In their 2012 amended complaint, the sextet alleged violations of the Fair Labor Standard Act (FLSA), on behalf of a nationwide class, and violations of California Labor Code, on behalf of a California class.
Mediation led the parties to settle state and federal claims. The terms called for Agilysis to pay a gross settlement amount of about $1.5 million, which included attorneys' fees of no more than $375,000, about $25,000 in litigation costs, class-representative payments of up to $5,000 for each named plaintiff, $16,500 in administration expenses to Rust Consulting Inc., and a $25,000 Private Attorney General Act payment to the Labor and Workforce Development Agency.
An estimated 131 total current and former employees qualified for a share. Of this group, 117 are or were employed outside of California, and 14 are or were employed in the Golden State.
U.S. District Judge Saundra Brown Armstrong refused
to grant the deal preliminary approval in August 2012, finding the plaintiffs sufficiently established a basis for conditional certification of a non-California class, but failed to satisfy the numerosity requirement for certification of a California class.

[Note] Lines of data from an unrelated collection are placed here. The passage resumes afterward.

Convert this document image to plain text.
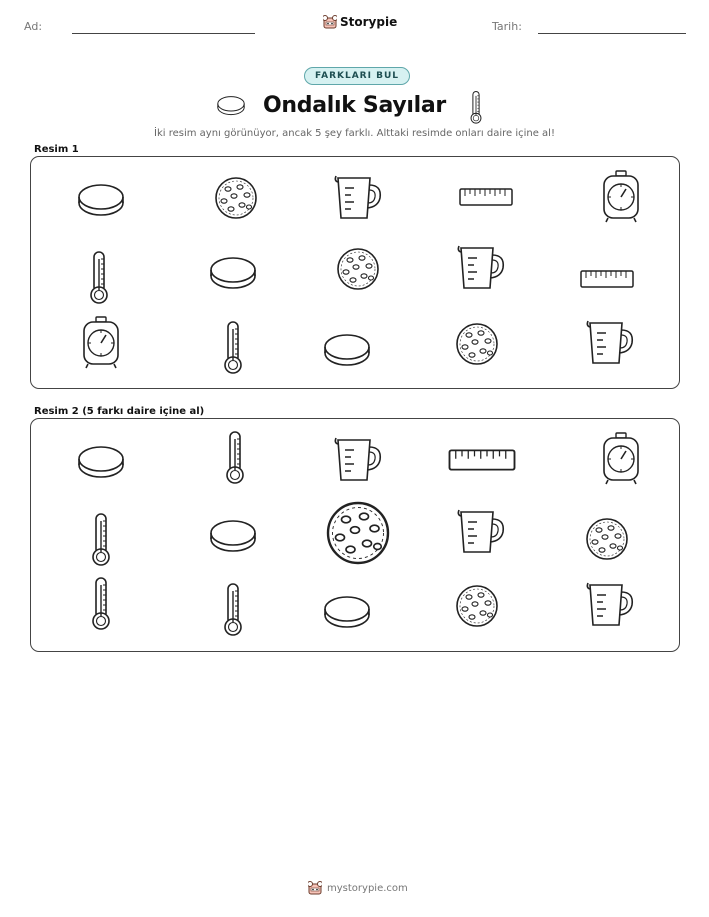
Ad:	Storypie	Tarih:
FARKLARI BUL
Ondalık Sayılar
İki resim aynı görünüyor, ancak 5 şey farklı. Alttaki resimde onları daire içine al!
Resim 1
Resim 2 (5 farkı daire içine al)
mystorypie.com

"In the instant case, plaintiffs have adequately demonstrated that the potential collective action members were subject to the same policy that resulted in Agilysis' failure to pay them wages to which they were lawfully entitled under the FLSA," the eight-page ruling stated.
"Given the small number of individuals for whom class certification is being sought, the court finds that plaintiffs' request to certify a California class must be rejected due to their failure to satisfy the numerosity requirement," she added.

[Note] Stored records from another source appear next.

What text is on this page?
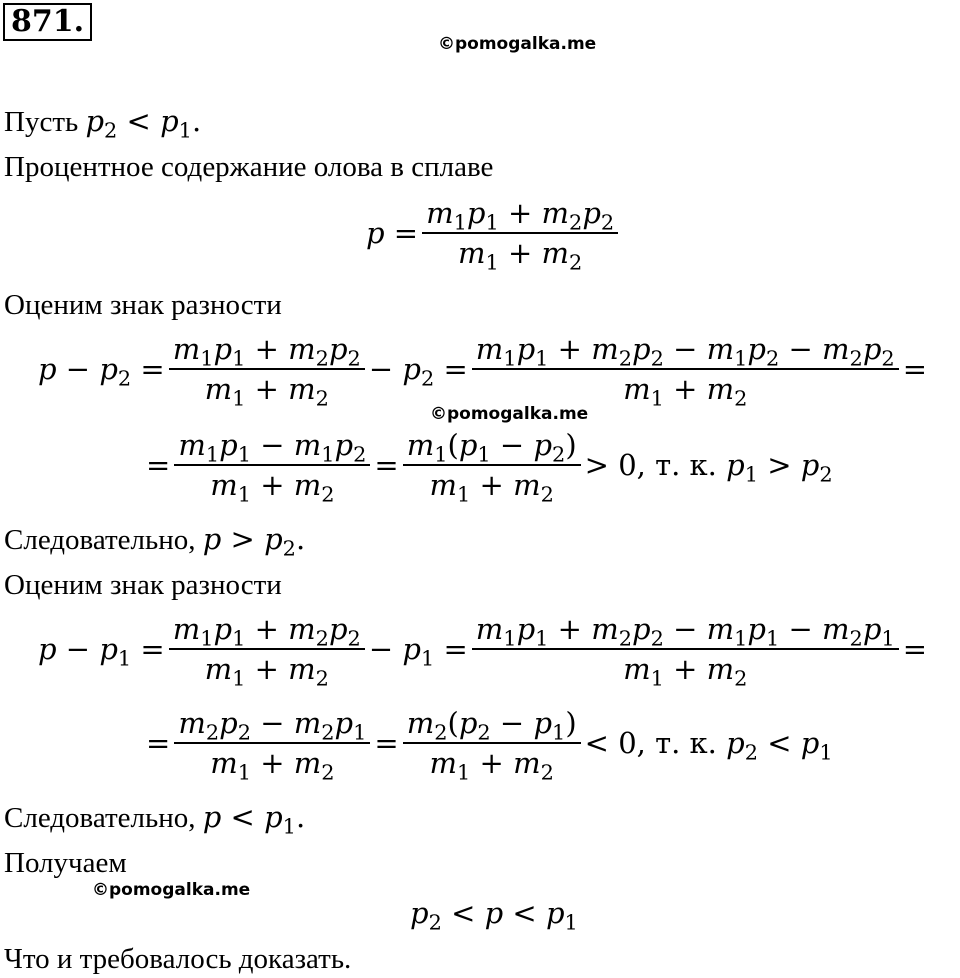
871.
©pomogalka.me
Пусть $p_2 < p_1$.
Процентное содержание олова в сплаве
$p = \frac{m_1p_1 + m_2p_2}{m_1 + m_2}$
Оценим знак разности
$p - p_2 = \frac{m_1p_1 + m_2p_2}{m_1 + m_2} - p_2 = \frac{m_1p_1 + m_2p_2 - m_1p_2 - m_2p_2}{m_1 + m_2}$ =
©pomogalka.me
= $\frac{m_1p_1 - m_1p_2}{m_1 + m_2} = \frac{m_1(p_1 - p_2)}{m_1 + m_2} > 0$, т. к. $p_1 > p_2$
Следовательно, $p > p_2$.
Оценим знак разности
$p - p_1 = \frac{m_1p_1 + m_2p_2}{m_1 + m_2} - p_1 = \frac{m_1p_1 + m_2p_2 - m_1p_1 - m_2p_1}{m_1 + m_2}$ =
= $\frac{m_2p_2 - m_2p_1}{m_1 + m_2} = \frac{m_2(p_2 - p_1)}{m_1 + m_2} < 0$, т. к. $p_2 < p_1$
Следовательно, $p < p_1$.
Получаем
©pomogalka.me
$p_2 < p < p_1$
Что и требовалось доказать.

"In sum, the court finds that plaintiffs have failed to carry their burden of demonstrating that conditional certification of a California class is appropriate in this case. Although the court has determined that conditional certification of the non-California FLSA class is warranted, the court cannot preliminarily approve the settlement because it is dependent upon approval of the California class as well."
The parties in turn amended the settlement to include only a single, nationwide class. Financial terms remained the same.

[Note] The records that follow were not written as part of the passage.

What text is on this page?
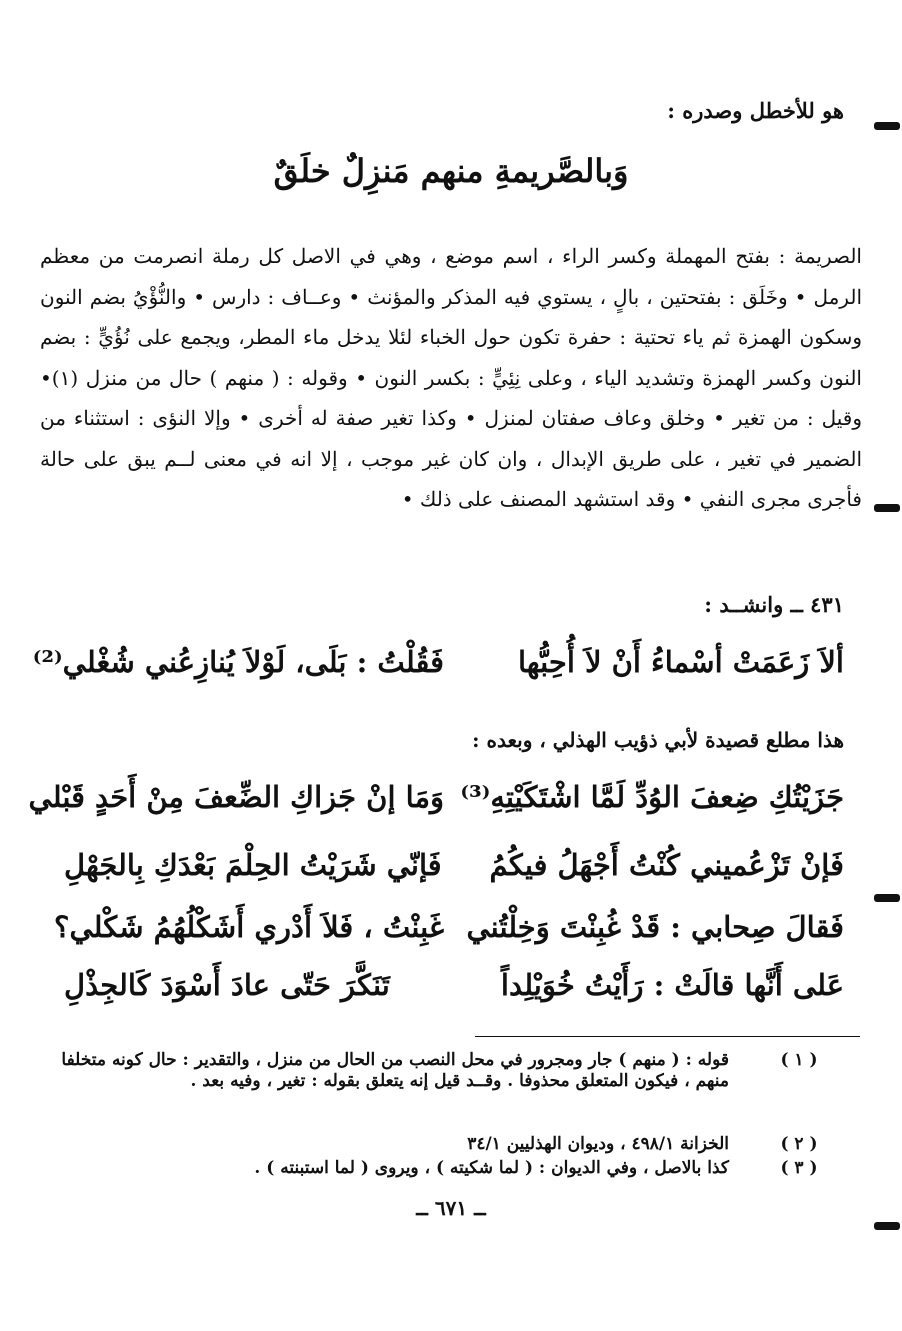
هو للأخطل وصدره :
وَبالصَّريمةِ منهم مَنزِلٌ خلَقٌ
الصريمة : بفتح المهملة وكسر الراء ، اسم موضع ، وهي في الاصل كل رملة انصرمت من معظم الرمل • وخَلَق : بفتحتين ، بالٍ ، يستوي فيه المذكر والمؤنث • وعــاف : دارس • والنُّؤْيُ بضم النون وسكون الهمزة ثم ياء تحتية : حفرة تكون حول الخباء لئلا يدخل ماء المطر، ويجمع على نُؤُيٍّ : بضم النون وكسر الهمزة وتشديد الياء ، وعلى نِئِيٍّ : بكسر النون • وقوله : ( منهم ) حال من منزل (١)• وقيل : من تغير • وخلق وعاف صفتان لمنزل • وكذا تغير صفة له أخرى • وإلا النؤى : استثناء من الضمير في تغير ، على طريق الإبدال ، وان كان غير موجب ، إلا انه في معنى لــم يبق على حالة فأجرى مجرى النفي • وقد استشهد المصنف على ذلك •
٤٣١ ــ وانشــد :
ألاَ زَعَمَتْ أسْماءُ أَنْ لاَ أُحِبُّها
فَقُلْتُ : بَلَى، لَوْلاَ يُنازِعُني شُغْلي⁽²⁾
هذا مطلع قصيدة لأبي ذؤيب الهذلي ، وبعده :
جَزَيْتُكِ ضِعفَ الوُدِّ لَمَّا اشْتَكَيْتِهِ⁽³⁾
وَمَا إنْ جَزاكِ الضِّعفَ مِنْ أَحَدٍ قَبْلي
فَإنْ تَزْعُميني كُنْتُ أَجْهَلُ فيكُمُ
فَإنّي شَرَيْتُ الحِلْمَ بَعْدَكِ بِالجَهْلِ
فَقالَ صِحابي : قَدْ غُبِنْتَ وَخِلْتُني
غَبِنْتُ ، فَلاَ أَدْري أَشَكْلُهُمُ شَكْلي؟
عَلى أَنَّها قالَتْ : رَأَيْتُ خُوَيْلِداً
تَنَكَّرَ حَتّى عادَ أَسْوَدَ كَالجِذْلِ
( ١ )
قوله : ( منهم ) جار ومجرور في محل النصب من الحال من منزل ، والتقدير : حال كونه متخلفا منهم ، فيكون المتعلق محذوفا . وقــد قيل إنه يتعلق بقوله : تغير ، وفيه بعد .
( ٢ )
الخزانة ٤٩٨/١ ، وديوان الهذليين ٣٤/١
( ٣ )
كذا بالاصل ، وفي الديوان : ( لما شكيته ) ، ويروى ( لما استبنته ) .
ــ ٦٧١ ــ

Armstrong granted the amended agreement preliminary approval and conditionally certified the nationwide class last week.
"Based on the record presented, the court finds the proposed settlement constitutes a fair and reasonable resolution of a bona fide dispute," Armstrong wrote. "The settlement resulted from arms-length, non-collusive negotiations overseen by a neutral mediator after the parties had exchanged a substantial amount of documents and information."
An estimated 127 class members stand to receive $79.98, before taxes, for each week worked during the class period, Armstrong said. Each employee who worked the entire period stands to receive a gross amount of approximately $15,287.61.
"In view of defendants' continuing denial of liability and assertion that it would have vigorously defended the action had plaintiffs litigated further, the court finds that the settlement represents a reasonable result, particularly in light of the risks and delay inherent in further prosecution of the action," Armstrong added.
Agilysys specializes in property, document and workforce management software.
A final approval hearing is slated for May 20.